吉川英治の随筆が全集の40何巻かにまとまっているのだが、そのなかで、「小説は一般の読者を想定するので気を使う」というようなことがあった。それと対比して随筆の方は、気づいたら庭の草のように生えているのだというところで、インプレッションの得方や書き方の違いがあるのだろうなと思った。
確かに考えてもみると、職業として小説を書いて暮らしていくことを考えれば、世俗の世界を無視するのはむずかしい。いかにして自身の意図に近い形でおはなしを書き表すのか、ふだん、意識せず口に出す語彙や言葉のつなぎかたとはだいぶ違っているかもしれない。伝わらなかったり、過剰にわかりにくかったりしたら売れないとなると、時代が何を感じているかや、人々がどういったものの考え方をする傾向にあるのかなどに感覚を研ぎ澄ませる必要があるだろう。とはいえなにも、小説に限らず職業とは往々にしてそういうものかもしれない、とも思う。そういった他者、多くの場合は顧客になるのかな、に対する気遣いや想像力がある人のほうが、しごとに限らず、なんだか人生がうまくいきそうであろうことは想像に難くない。

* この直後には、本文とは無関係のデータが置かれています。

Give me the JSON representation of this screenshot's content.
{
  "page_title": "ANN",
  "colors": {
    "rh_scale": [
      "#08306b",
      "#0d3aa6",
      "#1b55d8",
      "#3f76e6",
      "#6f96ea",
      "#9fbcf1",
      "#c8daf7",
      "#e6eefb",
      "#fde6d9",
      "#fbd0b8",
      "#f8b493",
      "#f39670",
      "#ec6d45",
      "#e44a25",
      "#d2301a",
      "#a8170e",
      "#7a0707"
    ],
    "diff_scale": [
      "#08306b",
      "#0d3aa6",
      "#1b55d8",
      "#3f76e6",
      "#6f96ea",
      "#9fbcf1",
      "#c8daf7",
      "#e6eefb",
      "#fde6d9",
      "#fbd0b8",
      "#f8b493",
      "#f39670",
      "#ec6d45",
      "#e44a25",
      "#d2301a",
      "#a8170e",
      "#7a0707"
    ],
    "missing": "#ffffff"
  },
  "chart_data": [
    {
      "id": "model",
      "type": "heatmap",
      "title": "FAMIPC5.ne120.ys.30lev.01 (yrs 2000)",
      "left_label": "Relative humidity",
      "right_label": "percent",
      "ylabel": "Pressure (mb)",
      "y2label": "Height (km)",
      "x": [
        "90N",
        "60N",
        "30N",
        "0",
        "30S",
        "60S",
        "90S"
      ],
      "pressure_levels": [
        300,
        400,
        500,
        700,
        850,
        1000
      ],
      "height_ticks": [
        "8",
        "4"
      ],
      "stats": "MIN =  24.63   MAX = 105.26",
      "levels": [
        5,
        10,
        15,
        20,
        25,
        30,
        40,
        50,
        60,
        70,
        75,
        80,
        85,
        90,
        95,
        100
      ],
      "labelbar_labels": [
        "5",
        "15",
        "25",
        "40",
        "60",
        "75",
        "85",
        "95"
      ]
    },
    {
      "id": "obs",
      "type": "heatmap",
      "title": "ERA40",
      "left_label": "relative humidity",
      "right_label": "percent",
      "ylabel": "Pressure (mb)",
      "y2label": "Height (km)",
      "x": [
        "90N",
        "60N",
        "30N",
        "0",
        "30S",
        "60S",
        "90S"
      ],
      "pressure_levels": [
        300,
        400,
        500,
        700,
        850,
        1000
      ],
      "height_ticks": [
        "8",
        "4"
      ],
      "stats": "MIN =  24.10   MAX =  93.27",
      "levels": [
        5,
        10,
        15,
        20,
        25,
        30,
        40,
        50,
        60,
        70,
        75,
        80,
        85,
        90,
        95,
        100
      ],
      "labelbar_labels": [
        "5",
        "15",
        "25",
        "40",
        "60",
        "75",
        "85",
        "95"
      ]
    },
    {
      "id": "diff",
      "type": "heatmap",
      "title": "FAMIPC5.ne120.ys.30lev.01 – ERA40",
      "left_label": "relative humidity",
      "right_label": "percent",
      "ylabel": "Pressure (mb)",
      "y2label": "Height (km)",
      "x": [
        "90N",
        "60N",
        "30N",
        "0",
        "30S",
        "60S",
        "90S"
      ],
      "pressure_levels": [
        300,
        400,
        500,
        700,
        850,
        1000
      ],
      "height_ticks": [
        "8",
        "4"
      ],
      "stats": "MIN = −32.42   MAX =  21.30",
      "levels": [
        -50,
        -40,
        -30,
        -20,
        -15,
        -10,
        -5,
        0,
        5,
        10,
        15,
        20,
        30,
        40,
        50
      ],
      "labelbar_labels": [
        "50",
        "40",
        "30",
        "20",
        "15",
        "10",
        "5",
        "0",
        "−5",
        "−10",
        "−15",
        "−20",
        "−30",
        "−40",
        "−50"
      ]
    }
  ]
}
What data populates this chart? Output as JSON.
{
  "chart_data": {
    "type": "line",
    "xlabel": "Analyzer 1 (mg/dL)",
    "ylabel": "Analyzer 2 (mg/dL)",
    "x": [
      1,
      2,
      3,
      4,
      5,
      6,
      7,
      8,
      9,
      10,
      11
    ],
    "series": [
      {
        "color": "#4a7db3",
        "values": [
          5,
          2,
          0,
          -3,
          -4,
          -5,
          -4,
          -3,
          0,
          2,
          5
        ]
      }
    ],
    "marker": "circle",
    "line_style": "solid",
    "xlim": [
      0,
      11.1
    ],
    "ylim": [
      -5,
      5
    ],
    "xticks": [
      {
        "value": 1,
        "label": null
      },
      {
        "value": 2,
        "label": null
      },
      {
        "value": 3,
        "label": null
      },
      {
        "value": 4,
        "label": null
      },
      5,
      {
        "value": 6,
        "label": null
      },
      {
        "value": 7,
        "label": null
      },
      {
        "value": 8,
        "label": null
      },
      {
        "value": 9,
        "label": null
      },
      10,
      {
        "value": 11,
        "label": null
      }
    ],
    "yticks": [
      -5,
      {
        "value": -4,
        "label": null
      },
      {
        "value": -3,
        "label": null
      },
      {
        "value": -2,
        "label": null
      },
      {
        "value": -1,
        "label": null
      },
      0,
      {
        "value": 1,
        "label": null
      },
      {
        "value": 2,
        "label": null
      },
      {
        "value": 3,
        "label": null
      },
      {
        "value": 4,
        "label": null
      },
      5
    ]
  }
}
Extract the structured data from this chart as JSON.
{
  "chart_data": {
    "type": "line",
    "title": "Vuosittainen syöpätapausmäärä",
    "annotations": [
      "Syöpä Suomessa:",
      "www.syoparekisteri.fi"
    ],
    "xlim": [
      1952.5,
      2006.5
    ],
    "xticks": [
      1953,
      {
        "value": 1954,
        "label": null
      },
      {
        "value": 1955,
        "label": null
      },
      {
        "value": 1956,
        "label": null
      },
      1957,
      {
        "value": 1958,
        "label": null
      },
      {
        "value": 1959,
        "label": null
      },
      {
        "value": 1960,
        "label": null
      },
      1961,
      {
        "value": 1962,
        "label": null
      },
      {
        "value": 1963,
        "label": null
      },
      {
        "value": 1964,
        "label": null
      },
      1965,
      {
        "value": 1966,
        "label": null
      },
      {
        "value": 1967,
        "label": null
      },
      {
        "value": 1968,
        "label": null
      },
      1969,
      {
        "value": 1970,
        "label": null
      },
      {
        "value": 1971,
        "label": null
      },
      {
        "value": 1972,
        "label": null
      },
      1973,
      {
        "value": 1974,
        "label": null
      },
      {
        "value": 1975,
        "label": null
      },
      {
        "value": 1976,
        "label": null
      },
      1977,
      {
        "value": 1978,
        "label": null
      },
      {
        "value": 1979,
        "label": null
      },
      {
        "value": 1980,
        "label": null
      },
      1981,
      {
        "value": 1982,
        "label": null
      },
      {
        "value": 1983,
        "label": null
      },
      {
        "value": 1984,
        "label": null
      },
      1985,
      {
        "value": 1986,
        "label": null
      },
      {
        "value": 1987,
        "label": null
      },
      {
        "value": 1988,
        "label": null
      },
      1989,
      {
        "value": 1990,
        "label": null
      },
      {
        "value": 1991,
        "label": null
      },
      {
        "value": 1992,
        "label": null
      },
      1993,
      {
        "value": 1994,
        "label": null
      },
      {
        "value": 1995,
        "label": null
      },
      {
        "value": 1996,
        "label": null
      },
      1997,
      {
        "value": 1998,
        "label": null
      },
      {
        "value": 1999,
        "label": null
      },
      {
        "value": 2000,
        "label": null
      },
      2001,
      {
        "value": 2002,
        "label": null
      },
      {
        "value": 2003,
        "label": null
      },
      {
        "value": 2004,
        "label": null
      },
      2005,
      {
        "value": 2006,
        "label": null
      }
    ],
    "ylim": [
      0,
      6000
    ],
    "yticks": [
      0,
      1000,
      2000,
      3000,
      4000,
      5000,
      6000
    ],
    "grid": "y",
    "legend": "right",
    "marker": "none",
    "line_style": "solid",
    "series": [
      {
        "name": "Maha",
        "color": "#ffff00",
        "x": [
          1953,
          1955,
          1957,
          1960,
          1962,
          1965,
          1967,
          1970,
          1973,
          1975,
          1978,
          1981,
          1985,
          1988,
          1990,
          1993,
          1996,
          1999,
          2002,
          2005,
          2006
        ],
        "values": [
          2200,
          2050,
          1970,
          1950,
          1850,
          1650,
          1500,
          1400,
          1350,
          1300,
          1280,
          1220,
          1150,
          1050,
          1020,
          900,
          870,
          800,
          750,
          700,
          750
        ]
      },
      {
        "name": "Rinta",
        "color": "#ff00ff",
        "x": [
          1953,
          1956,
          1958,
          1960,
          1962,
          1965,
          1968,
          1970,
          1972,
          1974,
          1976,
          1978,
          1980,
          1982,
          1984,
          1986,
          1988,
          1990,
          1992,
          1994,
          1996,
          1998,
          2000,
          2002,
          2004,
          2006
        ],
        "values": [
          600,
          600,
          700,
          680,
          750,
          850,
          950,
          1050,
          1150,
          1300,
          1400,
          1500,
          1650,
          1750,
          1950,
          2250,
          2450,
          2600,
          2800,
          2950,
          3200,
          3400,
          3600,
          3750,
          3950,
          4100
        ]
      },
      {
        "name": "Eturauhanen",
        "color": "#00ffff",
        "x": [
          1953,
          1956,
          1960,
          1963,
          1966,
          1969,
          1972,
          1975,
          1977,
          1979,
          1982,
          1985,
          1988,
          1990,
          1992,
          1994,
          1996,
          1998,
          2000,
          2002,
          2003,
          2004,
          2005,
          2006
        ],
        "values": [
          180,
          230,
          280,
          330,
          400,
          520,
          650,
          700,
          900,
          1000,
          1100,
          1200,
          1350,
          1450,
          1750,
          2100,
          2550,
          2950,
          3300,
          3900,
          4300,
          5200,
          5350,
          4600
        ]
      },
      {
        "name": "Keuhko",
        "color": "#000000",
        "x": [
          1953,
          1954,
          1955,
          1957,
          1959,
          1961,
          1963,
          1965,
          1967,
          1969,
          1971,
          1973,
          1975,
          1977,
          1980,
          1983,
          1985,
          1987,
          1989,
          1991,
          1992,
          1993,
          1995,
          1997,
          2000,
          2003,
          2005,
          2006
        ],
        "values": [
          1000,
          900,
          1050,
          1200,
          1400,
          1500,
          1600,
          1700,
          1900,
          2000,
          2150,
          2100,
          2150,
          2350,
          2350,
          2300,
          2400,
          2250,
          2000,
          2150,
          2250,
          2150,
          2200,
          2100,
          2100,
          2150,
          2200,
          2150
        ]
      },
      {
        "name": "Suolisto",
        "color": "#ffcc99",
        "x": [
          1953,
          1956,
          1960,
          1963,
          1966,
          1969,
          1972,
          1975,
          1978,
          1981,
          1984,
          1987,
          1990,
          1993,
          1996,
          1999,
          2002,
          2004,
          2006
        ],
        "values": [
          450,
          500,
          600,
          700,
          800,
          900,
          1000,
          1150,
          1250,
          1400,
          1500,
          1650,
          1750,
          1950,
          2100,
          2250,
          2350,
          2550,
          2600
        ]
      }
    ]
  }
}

話は戻り、ここでの文章をらくらく書けているのはそういうことなのかもしれない。逆に前々から言っている、しごと周りのことを書きたいなぁというのが遅々として進まないのには、ひとつこのようなことが要因としてあるのかもしれない。まぁ、どんなに想像して寄せてやってみたとて実るかは別で、それが社会や対人というものなのかなと思わなくもなく、だからといっておおきく不満とせず、そのずれを愉しむ呑気さを持ち合わせていたい。そのくらいの呑気さでもって臨み、失敗しながらも進むことなのだろうな。
読んでくださり、ありがとうございます。ちょっと調べていたら「社会学的想像力」という社会学の概念が1960年代のアメリカで提唱されていたようでして、さっとしか目を通していないのですが、なんだか近いぶぶんもあるのかなと思うなどしました。